I made some changes in the addf order in my hal file, and between that 
and hacking up a power bus for the pi directly from the 7i90 power 
input, it seems dead stable. With the maxvel slider set for a speed I  
know x can move at, its probably made a couple dozen lathe_pawns without 
a joint error in a couple hours.  Even my jog wheels can't break it.  

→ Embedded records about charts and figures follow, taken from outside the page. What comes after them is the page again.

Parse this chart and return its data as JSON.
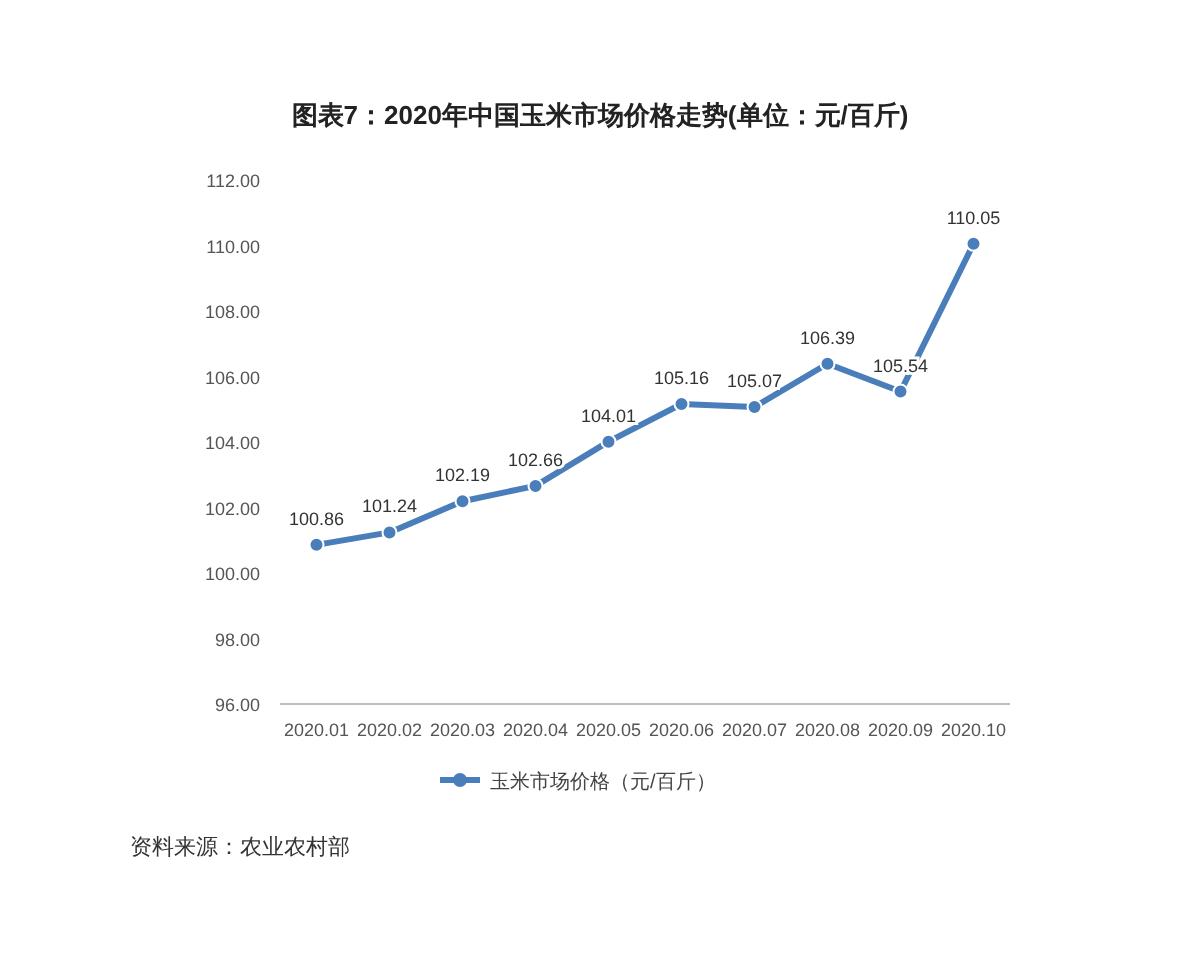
{
  "chart_data": {
    "type": "line",
    "title": "图表7：2020年中国玉米市场价格走势(单位：元/百斤)",
    "categories": [
      "2020.01",
      "2020.02",
      "2020.03",
      "2020.04",
      "2020.05",
      "2020.06",
      "2020.07",
      "2020.08",
      "2020.09",
      "2020.10"
    ],
    "series": [
      {
        "name": "玉米市场价格（元/百斤）",
        "color": "#4a7ebb",
        "values": [
          100.86,
          101.24,
          102.19,
          102.66,
          104.01,
          105.16,
          105.07,
          106.39,
          105.54,
          110.05
        ]
      }
    ],
    "ylim": [
      96,
      112
    ],
    "yticks": [
      {
        "value": 96,
        "label": "96.00"
      },
      {
        "value": 98,
        "label": "98.00"
      },
      {
        "value": 100,
        "label": "100.00"
      },
      {
        "value": 102,
        "label": "102.00"
      },
      {
        "value": 104,
        "label": "104.00"
      },
      {
        "value": 106,
        "label": "106.00"
      },
      {
        "value": 108,
        "label": "108.00"
      },
      {
        "value": 110,
        "label": "110.00"
      },
      {
        "value": 112,
        "label": "112.00"
      }
    ],
    "data_labels": true,
    "marker": "circle",
    "line_style": "solid",
    "legend": "bottom",
    "grid": false,
    "annotations": [
      "资料来源：农业农村部"
    ]
  }
}
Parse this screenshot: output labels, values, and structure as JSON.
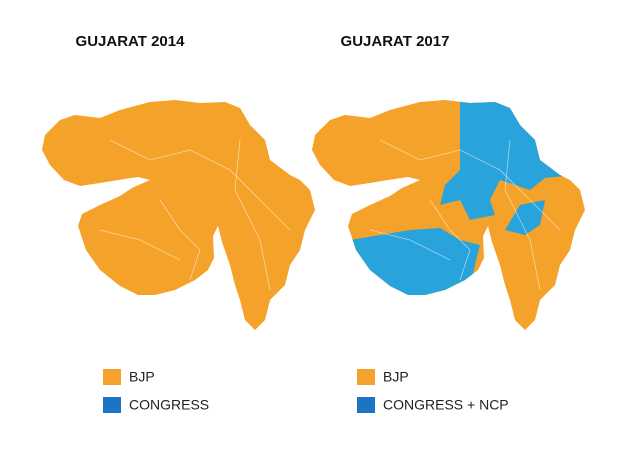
{
  "maps": [
    {
      "title": "GUJARAT 2014",
      "legend": [
        {
          "label": "BJP",
          "color": "#f5a22a"
        },
        {
          "label": "CONGRESS",
          "color": "#1b75c4"
        }
      ]
    },
    {
      "title": "GUJARAT 2017",
      "legend": [
        {
          "label": "BJP",
          "color": "#f5a22a"
        },
        {
          "label": "CONGRESS + NCP",
          "color": "#1b75c4"
        }
      ]
    }
  ]
}
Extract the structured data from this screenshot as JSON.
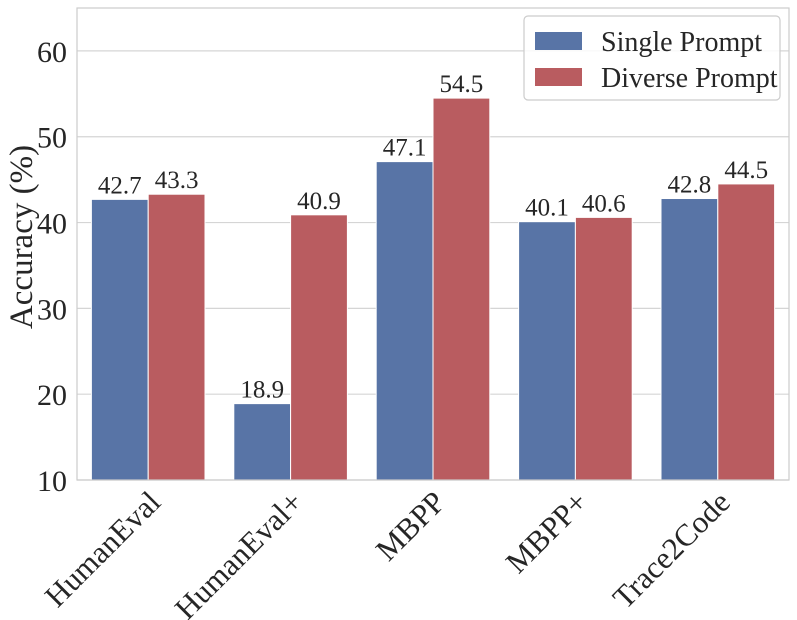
{
  "chart_data": {
    "type": "bar",
    "categories": [
      "HumanEval",
      "HumanEval+",
      "MBPP",
      "MBPP+",
      "Trace2Code"
    ],
    "series": [
      {
        "name": "Single Prompt",
        "values": [
          42.7,
          18.9,
          47.1,
          40.1,
          42.8
        ],
        "color": "#5874a6"
      },
      {
        "name": "Diverse Prompt",
        "values": [
          43.3,
          40.9,
          54.5,
          40.6,
          44.5
        ],
        "color": "#b95c60"
      }
    ],
    "data_labels": [
      [
        "42.7",
        "18.9",
        "47.1",
        "40.1",
        "42.8"
      ],
      [
        "43.3",
        "40.9",
        "54.5",
        "40.6",
        "44.5"
      ]
    ],
    "title": "",
    "xlabel": "",
    "ylabel": "Accuracy (%)",
    "ylim": [
      10,
      65
    ],
    "yticks": [
      10,
      20,
      30,
      40,
      50,
      60
    ],
    "ytick_labels": [
      "10",
      "20",
      "30",
      "40",
      "50",
      "60"
    ],
    "grid": "horizontal",
    "legend_position": "top-right",
    "colors": {
      "grid": "#d5d5d5",
      "frame": "#cccccc",
      "text": "#262626"
    }
  }
}
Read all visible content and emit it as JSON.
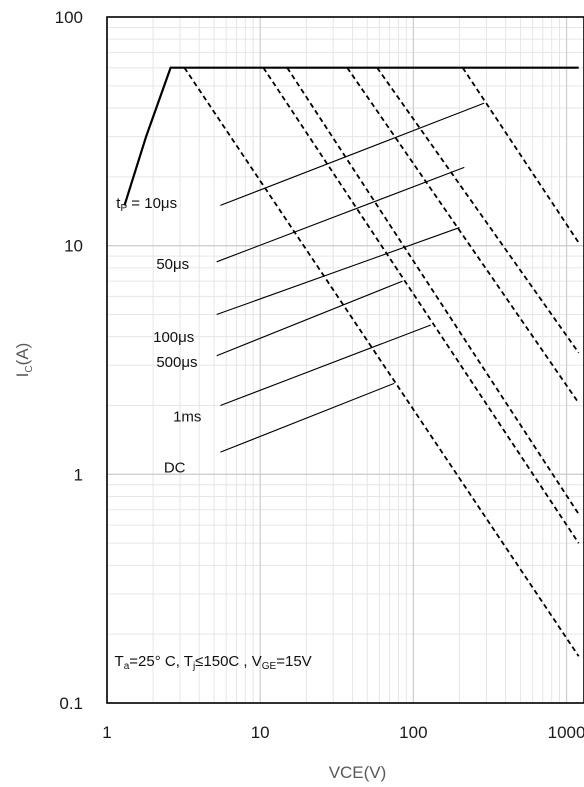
{
  "chart_data": {
    "type": "line",
    "xscale": "log",
    "yscale": "log",
    "xlim": [
      1,
      1300
    ],
    "ylim": [
      0.1,
      100
    ],
    "grid": true,
    "xlabel": "VCE(V)",
    "ylabel": {
      "main": "I",
      "sub": "C",
      "rest": "(A)"
    },
    "x_ticks": [
      {
        "value": 1,
        "label": "1"
      },
      {
        "value": 10,
        "label": "10"
      },
      {
        "value": 100,
        "label": "100"
      },
      {
        "value": 1000,
        "label": "1000"
      }
    ],
    "y_ticks": [
      {
        "value": 0.1,
        "label": "0.1"
      },
      {
        "value": 1,
        "label": "1"
      },
      {
        "value": 10,
        "label": "10"
      },
      {
        "value": 100,
        "label": "100"
      }
    ],
    "envelope": {
      "style": "solid",
      "points": [
        [
          1.3,
          15
        ],
        [
          1.8,
          30
        ],
        [
          2.6,
          60
        ],
        [
          1200,
          60
        ]
      ]
    },
    "series": [
      {
        "style": "dashed",
        "points": [
          [
            3.2,
            60
          ],
          [
            1200,
            0.16
          ]
        ]
      },
      {
        "style": "dashed",
        "points": [
          [
            10.5,
            60
          ],
          [
            1200,
            0.5
          ]
        ]
      },
      {
        "style": "dashed",
        "points": [
          [
            15,
            60
          ],
          [
            1200,
            0.67
          ]
        ]
      },
      {
        "style": "dashed",
        "points": [
          [
            37,
            60
          ],
          [
            1200,
            2.05
          ]
        ]
      },
      {
        "style": "dashed",
        "points": [
          [
            58,
            60
          ],
          [
            1200,
            3.4
          ]
        ]
      },
      {
        "style": "dashed",
        "points": [
          [
            210,
            60
          ],
          [
            1200,
            10.3
          ]
        ]
      }
    ],
    "annotations": [
      {
        "text": "t",
        "sub": "P",
        "rest": " = 10μs",
        "at": [
          1.15,
          14.6
        ],
        "leader": [
          [
            5.5,
            15
          ],
          [
            290,
            42
          ]
        ]
      },
      {
        "text": "50μs",
        "at": [
          2.1,
          7.9
        ],
        "leader": [
          [
            5.2,
            8.5
          ],
          [
            215,
            22
          ]
        ]
      },
      {
        "text": "100μs",
        "at": [
          2.0,
          3.8
        ],
        "leader": [
          [
            5.2,
            5.0
          ],
          [
            200,
            12
          ]
        ]
      },
      {
        "text": "500μs",
        "at": [
          2.1,
          2.95
        ],
        "leader": [
          [
            5.2,
            3.3
          ],
          [
            85,
            7
          ]
        ]
      },
      {
        "text": "1ms",
        "at": [
          2.7,
          1.7
        ],
        "leader": [
          [
            5.5,
            2.0
          ],
          [
            130,
            4.5
          ]
        ]
      },
      {
        "text": "DC",
        "at": [
          2.35,
          1.02
        ],
        "leader": [
          [
            5.5,
            1.25
          ],
          [
            75,
            2.5
          ]
        ]
      }
    ],
    "condition": {
      "parts": [
        {
          "t": "T"
        },
        {
          "t": "a",
          "sub": true
        },
        {
          "t": "=25°  C, T"
        },
        {
          "t": "j",
          "sub": true
        },
        {
          "t": "≤150C , V"
        },
        {
          "t": "GE",
          "sub": true
        },
        {
          "t": "=15V"
        }
      ],
      "at": [
        1.12,
        0.145
      ]
    }
  }
}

And they are dead accurate repeatable. I have an automation tech driver 
here that could drive x 2x faster, if I had the psu to drive it, needs 
around 5 amps at 70 volts. I can find a switcher in the pile that can do 
4 something at 60, which if it weren't so damned noisy, would help. But 
that thing puts 10 volt switching spikes all over the system.  My 
electronics box simply isn't big enough.  Sigh. 

Thanks John.

Cheers, Gene Heskett
-- 
"There are four boxes to be used in defense of liberty:
 soap, ballot, jury, and ammo. Please use in that order."